We are beginning to understand the complexity of sarcoma and how we will use this to design new therapies.
St. Louis, MO (PRWEB) September 30, 2013
Advances in science and collaboration across medical disciplines are redefining a group of rare cancers of bone, muscle and other connective tissue called sarcomas, according to the Sarcoma Alliance.
"Nowhere is that more evident than at CTOS meetings," said Brian Van Tine, MD, PhD, director of the sarcoma program at Barnes and Jewish Hospital at Washington University in St. Louis. "We are beginning to understand the complexity of sarcoma and how we will use this to design new therapies."
Dr. Van Tine will discuss new targets for metabolic therapies in different types of sarcoma at the annual meeting of the Connective Tissue Oncology Society next month in New York.

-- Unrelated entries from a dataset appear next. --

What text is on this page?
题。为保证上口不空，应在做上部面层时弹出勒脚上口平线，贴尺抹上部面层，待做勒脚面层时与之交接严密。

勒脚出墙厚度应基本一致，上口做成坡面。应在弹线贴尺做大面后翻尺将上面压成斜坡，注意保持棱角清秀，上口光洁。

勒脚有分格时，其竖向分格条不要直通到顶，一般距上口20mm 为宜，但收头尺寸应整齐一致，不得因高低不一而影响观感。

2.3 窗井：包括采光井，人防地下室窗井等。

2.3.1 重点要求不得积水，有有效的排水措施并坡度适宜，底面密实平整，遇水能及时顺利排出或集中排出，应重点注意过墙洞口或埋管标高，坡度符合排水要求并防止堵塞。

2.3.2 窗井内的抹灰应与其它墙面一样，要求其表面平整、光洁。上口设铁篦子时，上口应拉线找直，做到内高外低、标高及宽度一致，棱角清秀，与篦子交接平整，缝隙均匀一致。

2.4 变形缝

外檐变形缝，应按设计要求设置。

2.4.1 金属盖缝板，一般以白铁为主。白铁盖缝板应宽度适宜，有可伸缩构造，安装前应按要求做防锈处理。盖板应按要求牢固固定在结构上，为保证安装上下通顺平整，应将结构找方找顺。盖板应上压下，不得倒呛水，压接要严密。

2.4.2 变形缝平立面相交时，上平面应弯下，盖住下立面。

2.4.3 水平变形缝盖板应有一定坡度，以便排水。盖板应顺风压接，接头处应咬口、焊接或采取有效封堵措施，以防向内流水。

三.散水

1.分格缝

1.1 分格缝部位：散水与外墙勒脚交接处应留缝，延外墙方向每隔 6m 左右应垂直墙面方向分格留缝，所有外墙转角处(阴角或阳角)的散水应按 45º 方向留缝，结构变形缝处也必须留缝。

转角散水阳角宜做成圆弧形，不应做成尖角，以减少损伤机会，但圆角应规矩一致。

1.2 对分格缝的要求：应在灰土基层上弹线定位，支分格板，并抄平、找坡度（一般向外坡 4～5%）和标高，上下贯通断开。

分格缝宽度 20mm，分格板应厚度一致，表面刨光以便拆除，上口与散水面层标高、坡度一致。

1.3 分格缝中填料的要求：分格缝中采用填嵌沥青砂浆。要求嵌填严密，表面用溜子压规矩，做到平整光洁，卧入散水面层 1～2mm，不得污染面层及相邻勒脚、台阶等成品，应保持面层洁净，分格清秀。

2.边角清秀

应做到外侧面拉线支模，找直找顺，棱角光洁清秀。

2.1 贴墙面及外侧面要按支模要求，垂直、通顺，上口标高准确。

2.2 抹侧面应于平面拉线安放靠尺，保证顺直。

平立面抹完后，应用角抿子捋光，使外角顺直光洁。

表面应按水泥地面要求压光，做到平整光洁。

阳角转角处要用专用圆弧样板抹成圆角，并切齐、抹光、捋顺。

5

"In the future," he said, "I believe we will not only use genomic information to subclassify sarcoma, but to also make treatment decisions based on the DNA sequence, the RNA expression, the activated proteins and the metabolites that are specific to an individual’s sarcoma. The work currently being done and presented at CTOS should soon have direct clinical application."
"Clearly the field of oncology is moving towards personalizing therapies and identifying new targets," said CTOS President Shreyaskumar R. Patel, MD, medical director of the sarcoma center at the M.D. Anderson Cancer Center in Houston. "This trend is also true for musculoskeletal tumors, although slower due to the rarity and complexity of these malignancies."
The dictionary records the first use of the word "sarcoma" in 1804, said Suzie Siegel, a leiomyosarcoma survivor in Tampa. She will help represent the Sarcoma Alliance at the CTOS meeting. In more recent years, more than 50 subtypes have been identified, generally based on the normal cells they most resemble. For example, a leiomyoma (also called a fibroid) is a benign growth of smooth-muscle cells. A leiomyosarcoma is the malignant version.
The World Health Organization classifies sarcomas. In 2002, for the first time, WHO used molecular genetics and immunohistochemical staining to refine its classifications, said Angelo Paolo Dei Tos, MD, who serves on the CTOS Board of Directors. He directs the department of oncology and anatomic pathology at the General Hospital of Treviso, Italy.
In January, WHO updated the 2002 categories. Dr. Dei Tos said he expects the next update in five or six years, as genetic aberrations are increasingly used to group tumors into categories.
This year, he said, WHO got rid of the subtypes “hemangiopericytoma” and “malignant fibrous histiocytoma,” commonly used in the 1980s and '90s. The former was divided into benign tumors; solitary fibrous tumors, which can be benign or malignant; synovial sarcoma; and malignant peripheral nerve sheath tumor. Malignant fibrous histiocytomas were divided into leiomyosarcomas, rhabdomyosarcomas, dedifferentiated liposarcomas, undifferentiated pleomorphic sarcomas as well as lymphomas, melanomas and sarcomatoid variations of carcinomas.
In 2002, for the first time, WHO used clinical data to better determine the malignant potential of tumors, Dr. Dei Tos said. They were divided into benign, intermediate malignancies and malignant. The recent report substitutes two new categories for the term "intermediate malignancy":
-- locally aggressive tumors that don't spread elsewhere, such as desmoid fibromatosis
-- lesions that rarely spread (or metastasize), such as plexiform fibrohistiocytic tumor.